Reihen: Dark Times und Rebellion (Star Wars 66)

Rezension von Ralf Steinberg

 

Verlagsinfo:

Es ist das Ende einer Suche – aber noch nicht das Ende aller Tage. Allianzen sind zerbrochen. Das eigentlich Richtige zu tun wird plötzlich zum Verrat: Das Chaos der Klonkriege hat alles bis an den Abgrund des Verderbens gebracht. Kann sich Dass Jennir, nach allem, was er getan hat, überhaupt noch Jedi nennen? Das Finale mit unverhoffter Wendung in der vielleicht düstersten aller bisherigen Star Wars Storys!

 

Außerdem: Die Fortsetzung der actionreichen Top-Story Rebellion! Eines der größten Geheimnisse des Imperiums könnte aufgedeckt werden – und dies zu verhindern kann nur eine Mission für den Dunklen Lord Darth Vader höchstpersönlich sein.

 

Rezension:

Der Dark Times Fünfteiler geht zu ende und man kann mit Fug und recht behaupten, dass diese Serie zu den Besten Comics des erweiterten Star Wars Universums gehört.

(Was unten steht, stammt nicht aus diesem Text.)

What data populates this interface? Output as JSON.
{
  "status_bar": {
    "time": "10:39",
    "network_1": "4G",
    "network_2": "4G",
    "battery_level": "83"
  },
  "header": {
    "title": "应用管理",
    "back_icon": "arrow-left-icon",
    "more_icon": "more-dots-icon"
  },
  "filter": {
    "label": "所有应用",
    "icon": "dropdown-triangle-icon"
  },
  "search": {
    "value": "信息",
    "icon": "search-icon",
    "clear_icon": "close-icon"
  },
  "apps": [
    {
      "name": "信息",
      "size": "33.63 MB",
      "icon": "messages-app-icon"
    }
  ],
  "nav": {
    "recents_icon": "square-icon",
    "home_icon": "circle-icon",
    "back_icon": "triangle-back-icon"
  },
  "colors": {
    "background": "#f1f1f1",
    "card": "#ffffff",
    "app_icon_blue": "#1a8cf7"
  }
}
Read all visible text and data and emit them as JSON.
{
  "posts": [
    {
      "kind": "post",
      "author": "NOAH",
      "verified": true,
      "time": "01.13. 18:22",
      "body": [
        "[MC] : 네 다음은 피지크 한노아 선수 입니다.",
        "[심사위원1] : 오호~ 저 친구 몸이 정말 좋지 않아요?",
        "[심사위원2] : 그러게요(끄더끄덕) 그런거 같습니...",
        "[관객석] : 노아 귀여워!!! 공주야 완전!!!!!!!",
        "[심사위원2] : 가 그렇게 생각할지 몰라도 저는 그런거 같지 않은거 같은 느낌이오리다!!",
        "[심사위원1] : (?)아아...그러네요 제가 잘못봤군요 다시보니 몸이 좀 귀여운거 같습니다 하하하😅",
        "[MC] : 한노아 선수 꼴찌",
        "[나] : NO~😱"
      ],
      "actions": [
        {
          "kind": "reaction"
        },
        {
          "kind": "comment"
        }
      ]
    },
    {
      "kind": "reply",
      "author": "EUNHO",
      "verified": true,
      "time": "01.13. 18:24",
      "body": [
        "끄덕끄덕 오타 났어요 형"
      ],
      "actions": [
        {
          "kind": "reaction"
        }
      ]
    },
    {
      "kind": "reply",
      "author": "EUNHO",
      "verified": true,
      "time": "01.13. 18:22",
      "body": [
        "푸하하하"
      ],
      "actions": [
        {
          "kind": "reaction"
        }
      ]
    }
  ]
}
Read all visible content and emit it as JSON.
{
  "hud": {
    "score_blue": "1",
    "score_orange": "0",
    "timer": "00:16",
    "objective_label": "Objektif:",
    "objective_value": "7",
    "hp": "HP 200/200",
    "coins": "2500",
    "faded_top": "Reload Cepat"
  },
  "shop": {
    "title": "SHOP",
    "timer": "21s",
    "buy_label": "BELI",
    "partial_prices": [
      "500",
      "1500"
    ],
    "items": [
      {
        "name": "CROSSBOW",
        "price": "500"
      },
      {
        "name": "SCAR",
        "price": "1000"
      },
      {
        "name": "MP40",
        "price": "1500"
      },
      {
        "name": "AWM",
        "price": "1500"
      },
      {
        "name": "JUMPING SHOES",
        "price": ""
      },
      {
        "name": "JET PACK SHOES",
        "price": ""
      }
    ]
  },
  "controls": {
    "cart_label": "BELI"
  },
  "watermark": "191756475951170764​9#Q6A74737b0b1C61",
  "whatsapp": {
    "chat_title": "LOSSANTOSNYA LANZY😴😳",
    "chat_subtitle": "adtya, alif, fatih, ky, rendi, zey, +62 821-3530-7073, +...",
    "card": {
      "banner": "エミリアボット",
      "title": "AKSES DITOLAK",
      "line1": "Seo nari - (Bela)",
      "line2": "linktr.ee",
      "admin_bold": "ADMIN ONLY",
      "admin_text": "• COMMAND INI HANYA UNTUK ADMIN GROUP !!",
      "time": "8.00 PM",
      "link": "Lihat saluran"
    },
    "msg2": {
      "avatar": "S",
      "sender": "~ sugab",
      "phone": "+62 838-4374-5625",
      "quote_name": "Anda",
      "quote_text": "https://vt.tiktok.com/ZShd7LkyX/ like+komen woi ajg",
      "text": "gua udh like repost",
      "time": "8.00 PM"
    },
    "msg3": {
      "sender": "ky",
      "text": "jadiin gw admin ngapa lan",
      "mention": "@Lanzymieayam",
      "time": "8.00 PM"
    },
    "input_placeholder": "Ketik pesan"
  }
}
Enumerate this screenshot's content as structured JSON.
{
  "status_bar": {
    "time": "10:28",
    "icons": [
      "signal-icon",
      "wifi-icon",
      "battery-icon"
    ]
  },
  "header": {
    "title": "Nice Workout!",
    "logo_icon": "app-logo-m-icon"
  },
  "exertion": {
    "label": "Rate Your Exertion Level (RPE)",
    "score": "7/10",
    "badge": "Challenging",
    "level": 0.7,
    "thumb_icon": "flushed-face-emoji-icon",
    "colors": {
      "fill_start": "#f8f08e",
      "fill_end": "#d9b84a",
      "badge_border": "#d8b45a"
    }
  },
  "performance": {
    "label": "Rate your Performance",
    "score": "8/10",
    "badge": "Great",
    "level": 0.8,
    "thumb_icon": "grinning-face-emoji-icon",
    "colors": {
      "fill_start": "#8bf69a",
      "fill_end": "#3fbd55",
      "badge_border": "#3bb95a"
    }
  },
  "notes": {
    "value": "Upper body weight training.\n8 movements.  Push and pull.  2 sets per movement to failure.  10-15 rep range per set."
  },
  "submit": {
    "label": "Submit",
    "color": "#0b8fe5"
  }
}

Vielleicht liegt es am tragischen Ausgang der Geschichte, an der Unabwendbarkeit der Schicksalsschläge, die das Handeln der Protagonisten bestimmt und zu einem bloßen Reagieren auf die äußeren Umstände macht.

Welles Hartley zeigt uns eine düstere Welt, der man es abnimmt, von einem Sith-Lord beherrscht zu werden. Sogar die wenigen Aufrechten geraten in den Sog der dunklen Seite der Macht - fortgerissen von Wut und Zorn, angetrieben von Rache, Schmerz und einer grenzenlosen Verzweiflung. Jennir wird auf die harte Tour lernen müssen, dass die alte Jedi-Welt für immer verloren ist, es bedarf keiner altruistischen Beschützer. Bomo wirft dem ehemaligen Jedi zu Recht vor, nichts aus dem Krieg gelernt zu haben. Und im Gegensatz zu Darth Vader, dessen Weg durch die Macht vorgezeichnet ist, bleibt Jennir nur die bittere Erkenntnis, dass seine Zukunft ins Nichts gehen könnte.

Das Großartige die Story wird durch äquivalente Bilder geadelt, die nicht nur eine besondere Exotik auszustrahlen vermögen, sondern auch die Melancholie der Geschichte herausarbeiten.

Douglas Wheatley und Ronda Pattison leisten hier eine ganz ausgezeichnete Arbeit und man kann sich nur wünschen, dass sie weiterhin solche Kraft und Kreativität für die Dunklen Zeiten aufbringen werden.

 

Aber auch die Rebellion Geschichte findet ihren Abschluss. Wyl Tarsons Weg ist ebenfalls vorgezeichnet. Gefangen in den engen Grenzen seiner Persönlichkeit und zusätzlich gefesselt durch die Bombe in seinem Kopf, muss er auf seinen Untergang zu steuern, der unaufhaltsam zu sein scheint. Doch die Autoren beenden ihre Geschichte nicht ganz so einfach und zynisch. Und so kann man auch hier zum Schluss konstatieren, dass es gerade die weniger glücklich endenden Storys zu den Highlights der Serie gehören.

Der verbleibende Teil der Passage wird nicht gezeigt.